Act 77 allows juniors and seniors to participate. That means the window opens at the start of 11th grade — but the preparation should begin in 9th or 10th grade.

A student who enters 11th grade without a clean, current transcript on file will need to assemble one quickly when spring registration opens. A student who has been maintaining a running course log since 9th grade can produce a complete transcript in an afternoon.

The practical timeline:

  • 9th grade: Begin logging courses, credits, and grades as they're completed. Note course descriptions briefly in a separate document.
  • 10th grade: Produce a draft transcript after the year ends. Check the format and make sure it reads clearly to someone unfamiliar with your program.
  • Spring of 11th grade: Finalize and submit the transcript to CCV or your chosen Act 77 institution for dual enrollment registration.
  • Fall of 12th grade: Update the transcript for college applications, adding 11th-grade dual enrollment courses with official CCV/VTSU grades noted.

Early College: One Step Further

For students who want to go further than two dual-enrollment courses, Vermont's Early College program lets eligible seniors spend their entire final year of high school enrolled full-time at a participating Vermont college — completely tuition-free.
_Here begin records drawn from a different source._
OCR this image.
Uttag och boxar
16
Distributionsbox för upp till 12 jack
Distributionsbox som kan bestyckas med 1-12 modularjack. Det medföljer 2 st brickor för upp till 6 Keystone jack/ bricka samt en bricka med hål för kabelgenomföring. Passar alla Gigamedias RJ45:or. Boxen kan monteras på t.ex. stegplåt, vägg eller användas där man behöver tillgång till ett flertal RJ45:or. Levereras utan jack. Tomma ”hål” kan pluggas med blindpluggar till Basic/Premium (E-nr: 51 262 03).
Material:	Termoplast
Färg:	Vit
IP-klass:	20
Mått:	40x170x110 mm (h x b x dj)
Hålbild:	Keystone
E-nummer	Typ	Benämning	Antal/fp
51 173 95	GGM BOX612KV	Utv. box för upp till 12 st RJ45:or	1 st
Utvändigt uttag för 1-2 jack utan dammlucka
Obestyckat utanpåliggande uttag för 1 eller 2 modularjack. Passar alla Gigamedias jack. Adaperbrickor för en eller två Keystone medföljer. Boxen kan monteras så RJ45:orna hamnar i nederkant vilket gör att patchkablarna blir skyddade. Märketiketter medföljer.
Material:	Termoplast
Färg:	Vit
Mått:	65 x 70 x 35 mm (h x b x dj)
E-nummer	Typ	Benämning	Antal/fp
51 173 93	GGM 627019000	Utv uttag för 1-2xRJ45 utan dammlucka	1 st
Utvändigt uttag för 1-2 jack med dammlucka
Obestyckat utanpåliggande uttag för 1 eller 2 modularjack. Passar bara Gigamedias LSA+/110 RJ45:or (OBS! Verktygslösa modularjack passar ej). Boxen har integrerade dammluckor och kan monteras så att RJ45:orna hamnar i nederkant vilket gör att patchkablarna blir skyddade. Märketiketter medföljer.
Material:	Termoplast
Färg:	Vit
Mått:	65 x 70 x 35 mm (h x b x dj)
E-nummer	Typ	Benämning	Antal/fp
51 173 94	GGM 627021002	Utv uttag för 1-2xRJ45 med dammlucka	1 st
This satisfies final high school graduation requirements while banking a full year of college credit.

Early College applications are submitted separately and typically have a spring deadline (February or March for the following fall). Acceptance is competitive. Students admitted to Early College typically have strong academic records and a clear sense of their academic interests.

The transcript that supports an Early College application is the same one your student would submit to any college: complete through 11th grade, with grades, GPA, and course descriptions.

Getting the Documentation Right

The dual enrollment transcript is one of those documents that looks simple until you try to build it without a clear system. Colleges expect a professional-looking document, not a table pasted into an email. The format matters because first impressions of a homeschool program often come from this single document.

The Vermont Portfolio & Assessment Templates includes a dual-enrollment-ready transcript template formatted for Vermont college intake, along with a course description worksheet and annual credit tracking forms. The transcript you submit to CCV in spring of junior year is the same one, updated, that goes to UVM or Champlain in senior fall.


Vermont's Act 77 dual enrollment program is one of the best resources available to any homeschooled student in the country. The main barrier isn't eligibility — it's documentation. Get the transcript in order, and the free college credits are genuinely accessible.